News Tribune

Uncertain state funding puts preschool in jeopardy

Wednesday, October 06, 2010

Preschool and other early childhood education programs are widely regarded as a wise investment for education.

“The research is clear that the return on the investment is very significant,” according to Dan Marenda, superintendent at La Salle elementary schools. It’s estimated that for every $1 spent on early childhood programs, districts could save $7 later on when they don’t need to provide interventions for students.

Yet many districts in the area face the difficult decision of whether they can continue to offer programs for children too young to enroll in kindergarten. A deal breaker for some districts is the uncertainty or lack of state funding.

State Rep. Frank Mautino (D-Spring Valley), who has three children of his own, agreed with school officials that early childhood programs should be a priority.

“It’s an item that is one of the more critical, so children come to school ready to learn,” Mautino said. “And we put a lot of money into these programs. In the tough budget, the goal is to make sure, if there have to be cuts, they are the least we can do.

On Monady, Mautino toured Oglesby’s programs serving children from birth until kindergarten. He spoke with mothers in the birth to 3-year-old program about the things they learn from one another in the parental training part of the morning.

“Every dollar that you put in to the budget is well-spent and it returns over and over again,” Mautino said.

Mautino said legislators worked to keep funding level for education in Illinois, but to maintain 90 percent of the funding for early childhood education while state revenue dipped by 25 percent, other areas needed deeper cuts: School transportation funding, for example, is down 45 percent.

Funding can limit access

Susan Massey, who leads an informal play group at the school, said “Mommy Talk” is an important part of her mostly-unstructured program. She conducts a “needs assessment” with the parents and grandparents who bring their children to the group. While the children play, Massey or another school employee or someone from the community will lead a program to educate parents and grandparents about aspects of child development or other relevant topics. Massey describes it as a “safe place” for parents to discuss concerns about their children’s progress.

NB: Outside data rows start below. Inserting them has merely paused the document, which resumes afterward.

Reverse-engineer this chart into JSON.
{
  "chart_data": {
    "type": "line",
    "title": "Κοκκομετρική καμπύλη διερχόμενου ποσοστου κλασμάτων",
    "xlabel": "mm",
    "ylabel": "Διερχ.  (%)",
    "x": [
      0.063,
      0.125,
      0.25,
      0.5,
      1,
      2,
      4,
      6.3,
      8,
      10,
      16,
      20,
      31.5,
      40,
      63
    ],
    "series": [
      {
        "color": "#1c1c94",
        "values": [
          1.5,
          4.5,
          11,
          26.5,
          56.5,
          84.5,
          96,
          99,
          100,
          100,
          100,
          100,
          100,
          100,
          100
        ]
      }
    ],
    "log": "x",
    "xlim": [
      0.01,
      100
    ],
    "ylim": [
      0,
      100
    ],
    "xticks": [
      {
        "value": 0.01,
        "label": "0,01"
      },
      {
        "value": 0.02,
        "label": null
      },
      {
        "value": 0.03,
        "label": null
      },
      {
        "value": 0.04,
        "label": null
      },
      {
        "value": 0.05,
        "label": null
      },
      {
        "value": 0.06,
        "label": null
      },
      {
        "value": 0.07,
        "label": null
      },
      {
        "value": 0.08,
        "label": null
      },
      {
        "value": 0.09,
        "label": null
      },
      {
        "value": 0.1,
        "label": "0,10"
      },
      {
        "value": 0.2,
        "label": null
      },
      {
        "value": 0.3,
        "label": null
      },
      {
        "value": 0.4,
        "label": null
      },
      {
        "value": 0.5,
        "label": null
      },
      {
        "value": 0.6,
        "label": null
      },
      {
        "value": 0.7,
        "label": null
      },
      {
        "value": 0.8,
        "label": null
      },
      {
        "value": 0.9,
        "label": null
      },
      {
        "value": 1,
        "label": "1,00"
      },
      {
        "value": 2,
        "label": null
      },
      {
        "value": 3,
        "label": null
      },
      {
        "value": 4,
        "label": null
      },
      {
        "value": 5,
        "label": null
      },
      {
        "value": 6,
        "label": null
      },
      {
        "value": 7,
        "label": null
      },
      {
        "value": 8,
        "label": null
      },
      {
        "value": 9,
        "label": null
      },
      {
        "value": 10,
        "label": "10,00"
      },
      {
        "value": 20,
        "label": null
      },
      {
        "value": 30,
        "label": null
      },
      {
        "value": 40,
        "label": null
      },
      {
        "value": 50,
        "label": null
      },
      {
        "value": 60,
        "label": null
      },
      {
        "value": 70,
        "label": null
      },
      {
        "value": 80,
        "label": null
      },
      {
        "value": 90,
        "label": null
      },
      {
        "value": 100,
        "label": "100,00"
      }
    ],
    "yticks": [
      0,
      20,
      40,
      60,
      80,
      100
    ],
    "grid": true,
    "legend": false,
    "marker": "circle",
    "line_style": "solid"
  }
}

“Coming here, at first, she (my daughter) was very shy. By the time she was in preschool, she just walked in the door… I think it would have been difficult for her if we hadn’t come here first,” Laura Kilmartin said, describing the program’s benefits for her child.

To support the weekly group, Oglesby receives a grant for parental training. Massey said the trend in Illinois is to cut down on parental training grants and push for preschools to receive prevention initiative grants.

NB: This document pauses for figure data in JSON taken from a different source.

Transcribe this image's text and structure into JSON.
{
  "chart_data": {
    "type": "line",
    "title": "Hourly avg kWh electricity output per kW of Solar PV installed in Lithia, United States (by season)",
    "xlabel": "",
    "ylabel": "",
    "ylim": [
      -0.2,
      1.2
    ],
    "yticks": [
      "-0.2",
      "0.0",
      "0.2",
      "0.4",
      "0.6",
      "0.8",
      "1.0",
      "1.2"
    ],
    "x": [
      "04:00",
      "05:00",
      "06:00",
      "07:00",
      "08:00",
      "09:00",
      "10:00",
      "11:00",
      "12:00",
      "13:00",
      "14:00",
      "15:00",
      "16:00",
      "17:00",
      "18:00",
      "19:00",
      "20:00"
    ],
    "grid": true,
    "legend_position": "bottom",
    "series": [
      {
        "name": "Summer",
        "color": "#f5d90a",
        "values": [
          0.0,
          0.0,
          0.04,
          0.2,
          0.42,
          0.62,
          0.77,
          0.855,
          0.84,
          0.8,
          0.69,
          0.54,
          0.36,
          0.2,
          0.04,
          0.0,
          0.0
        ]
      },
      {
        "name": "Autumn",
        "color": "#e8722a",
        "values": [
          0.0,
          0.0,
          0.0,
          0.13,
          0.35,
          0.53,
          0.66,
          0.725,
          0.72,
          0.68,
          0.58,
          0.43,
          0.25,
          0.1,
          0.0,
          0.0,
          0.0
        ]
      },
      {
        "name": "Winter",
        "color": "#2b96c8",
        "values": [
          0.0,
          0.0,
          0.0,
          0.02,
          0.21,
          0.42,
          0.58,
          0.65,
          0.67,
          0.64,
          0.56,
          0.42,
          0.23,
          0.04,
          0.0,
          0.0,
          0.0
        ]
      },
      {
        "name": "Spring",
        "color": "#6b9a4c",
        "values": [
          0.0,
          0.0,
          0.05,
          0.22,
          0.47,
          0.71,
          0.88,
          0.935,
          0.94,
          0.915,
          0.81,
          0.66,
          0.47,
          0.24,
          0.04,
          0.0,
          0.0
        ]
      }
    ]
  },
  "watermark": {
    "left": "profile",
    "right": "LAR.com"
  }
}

The biggest difference, according to Massey, is the number of people she would be able to work with. The prevention initiative grants are directed to programs for “at-risk” children. That stipulation is intended to bring those students into preschool programs who will benefit the most from the extra time at school. But it also means Massey would have to turn away many families who already come to her program.

“When programs are reduced or funding gets cut, sometimes there is pressure to provide the program only for at-risk children,” explained Dan Harris, senior manager of the advocacy organization Kids Public Education and Policy Project, who toured the Oglesby schools with Mautino. He acknowledged it is a difficult year for funding in Illinois and while early childhood programs did not see a boost in funding, it was generally kept level with the preceding year.

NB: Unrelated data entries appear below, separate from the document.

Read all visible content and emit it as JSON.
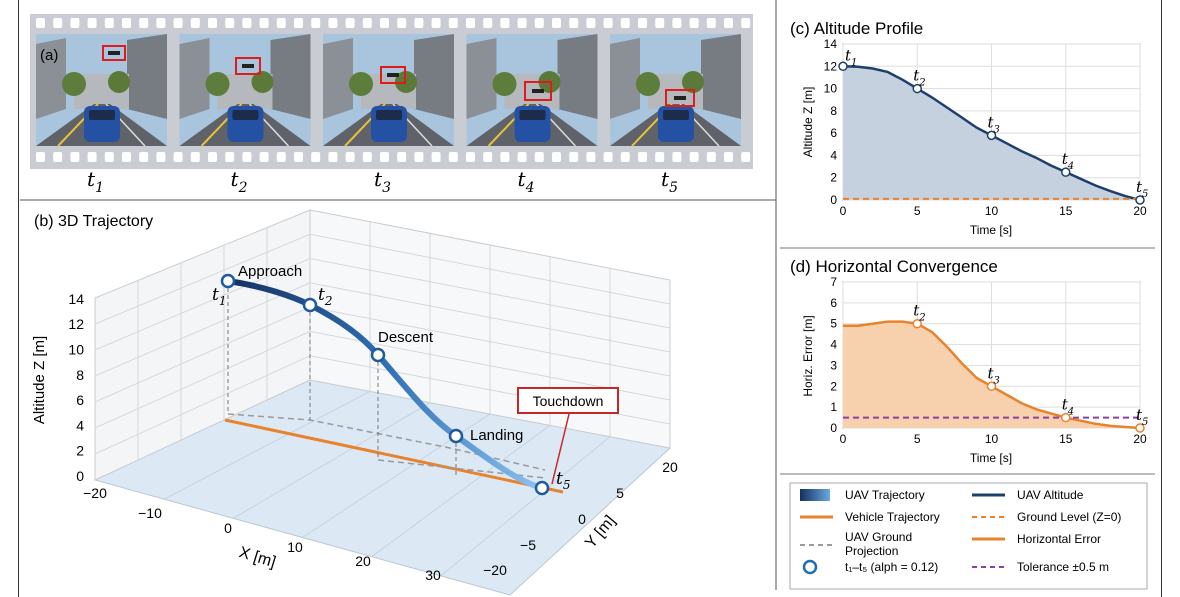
{
  "panel_a": {
    "label": "(a)",
    "frames": [
      {
        "time": "t",
        "sub": "1"
      },
      {
        "time": "t",
        "sub": "2"
      },
      {
        "time": "t",
        "sub": "3"
      },
      {
        "time": "t",
        "sub": "4"
      },
      {
        "time": "t",
        "sub": "5"
      }
    ]
  },
  "chart_data": [
    {
      "id": "b",
      "type": "line",
      "title": "(b) 3D Trajectory",
      "xlabel": "X [m]",
      "ylabel": "Y [m]",
      "zlabel": "Altitude Z [m]",
      "x_ticks": [
        "−20",
        "−10",
        "0",
        "10",
        "20",
        "30"
      ],
      "y_ticks": [
        "−20",
        "−5",
        "0",
        "5",
        "20"
      ],
      "z_ticks": [
        "0",
        "2",
        "4",
        "6",
        "8",
        "10",
        "12",
        "14"
      ],
      "points": [
        {
          "label": "t",
          "sub": "1",
          "note": "Approach"
        },
        {
          "label": "t",
          "sub": "2",
          "note": ""
        },
        {
          "label": "",
          "sub": "",
          "note": "Descent"
        },
        {
          "label": "",
          "sub": "",
          "note": "Landing"
        },
        {
          "label": "t",
          "sub": "5",
          "note": ""
        }
      ],
      "callout": "Touchdown"
    },
    {
      "id": "c",
      "type": "area",
      "title": "(c) Altitude Profile",
      "xlabel": "Time [s]",
      "ylabel": "Altitude Z [m]",
      "xlim": [
        0,
        20
      ],
      "ylim": [
        0,
        14
      ],
      "x_ticks": [
        0,
        5,
        10,
        15,
        20
      ],
      "y_ticks": [
        0,
        2,
        4,
        6,
        8,
        10,
        12,
        14
      ],
      "series": [
        {
          "name": "UAV Altitude",
          "color": "#1d3f6e",
          "x": [
            0,
            1,
            2,
            3,
            4,
            5,
            6,
            7,
            8,
            9,
            10,
            11,
            12,
            13,
            14,
            15,
            16,
            17,
            18,
            19,
            20
          ],
          "y": [
            12,
            11.95,
            11.8,
            11.5,
            10.8,
            10,
            9.2,
            8.3,
            7.4,
            6.5,
            5.8,
            5.1,
            4.4,
            3.8,
            3.1,
            2.5,
            1.9,
            1.3,
            0.8,
            0.35,
            0
          ]
        },
        {
          "name": "Ground Level (Z=0)",
          "color": "#e8822d",
          "x": [
            0,
            20
          ],
          "y": [
            0.1,
            0.1
          ]
        }
      ],
      "markers": [
        {
          "x": 0,
          "y": 12,
          "label": "t",
          "sub": "1"
        },
        {
          "x": 5,
          "y": 10,
          "label": "t",
          "sub": "2"
        },
        {
          "x": 10,
          "y": 5.8,
          "label": "t",
          "sub": "3"
        },
        {
          "x": 15,
          "y": 2.5,
          "label": "t",
          "sub": "4"
        },
        {
          "x": 20,
          "y": 0,
          "label": "t",
          "sub": "5"
        }
      ]
    },
    {
      "id": "d",
      "type": "area",
      "title": "(d) Horizontal Convergence",
      "xlabel": "Time [s]",
      "ylabel": "Horiz. Error [m]",
      "xlim": [
        0,
        20
      ],
      "ylim": [
        0,
        7
      ],
      "x_ticks": [
        0,
        5,
        10,
        15,
        20
      ],
      "y_ticks": [
        0,
        1,
        2,
        3,
        4,
        5,
        6,
        7
      ],
      "series": [
        {
          "name": "Horizontal Error",
          "color": "#e8822d",
          "x": [
            0,
            1,
            2,
            3,
            4,
            5,
            6,
            7,
            8,
            9,
            10,
            11,
            12,
            13,
            14,
            15,
            16,
            17,
            18,
            19,
            20
          ],
          "y": [
            4.9,
            4.9,
            5.0,
            5.1,
            5.1,
            5.0,
            4.6,
            3.9,
            3.1,
            2.4,
            2.0,
            1.6,
            1.2,
            0.9,
            0.7,
            0.5,
            0.35,
            0.2,
            0.1,
            0.05,
            0
          ]
        },
        {
          "name": "Tolerance ±0.5 m",
          "color": "#8e3fa6",
          "x": [
            0,
            20
          ],
          "y": [
            0.5,
            0.5
          ]
        }
      ],
      "markers": [
        {
          "x": 5,
          "y": 5,
          "label": "t",
          "sub": "2"
        },
        {
          "x": 10,
          "y": 2.0,
          "label": "t",
          "sub": "3"
        },
        {
          "x": 15,
          "y": 0.5,
          "label": "t",
          "sub": "4"
        },
        {
          "x": 20,
          "y": 0,
          "label": "t",
          "sub": "5"
        }
      ]
    }
  ],
  "legend": {
    "items": [
      {
        "label": "UAV Trajectory",
        "kind": "gradient"
      },
      {
        "label": "UAV Altitude",
        "kind": "line-navy"
      },
      {
        "label": "Vehicle Trajectory",
        "kind": "line-orange"
      },
      {
        "label": "Ground Level (Z=0)",
        "kind": "dash-orange"
      },
      {
        "label": "UAV Ground Projection",
        "kind": "dash-gray"
      },
      {
        "label": "Horizontal Error",
        "kind": "line-orange"
      },
      {
        "label": "t₁–t₅ (alph = 0.12)",
        "kind": "circle"
      },
      {
        "label": "Tolerance ±0.5 m",
        "kind": "dash-purple"
      }
    ]
  }
}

Cuts have taken their toll

In the past two years, enrollment has changed in early childhood programs throughout the area. In most districts, it’s on the decline.

Faced with a lack of state funding, Mendota cut its preschool program for students other than special education. The program had served 80 at-risk students in the 2009-20 school year. This year, it still provides services for children up to 3 years old and for preschool children in its special education program.

“It was an incredibly difficult decision to make,” said superintendent Kristen School. “It would be my hope that if the state somehow discovers a way out of the financial crisis that they’re having, it would be a wonderful opportunity to bring this back. I’m sure our district would not be alone in that.”

Princeton’s elementary schools, on the other hand, were offered a boost in state funding this year. But staff and board members were wary after delays in state payments last year. The district cut its own preschool program by one section, anticipating costly funding delays this year.

Other districts have seen their funding fall through, but have been able to maintain their programs.

Peru public schools have not received funding through Preschool for All, but superintendent Mark Cross said the district has structured its preschool program to be ready to receive grant money if it becomes available.

“I will dare anyone to tell me that a preschool in our school system is a babysitting program,” Cross said. “We have children who come to us who need a lot of help to get ready, to make the gains they need to make academically.”

La Salle schools were told to expect about $300,000 last school year; by the end of the fiscal year in June, they had received nothing. About half of La Salle’s late payments have arrived, but the district continues to fall behind in funding. Marenda isn’t sure whether the district can keep the program for next year.

“In the past it was easier to make predictions because the state funding was there. Sometimes they were late, but they weren’t a year late,” Marenda said.

“We’re very hopeful that we will be able to continue preschool for many years here. And we wouldn’t automatically cut it just because the state funding is not there,” Marenda said.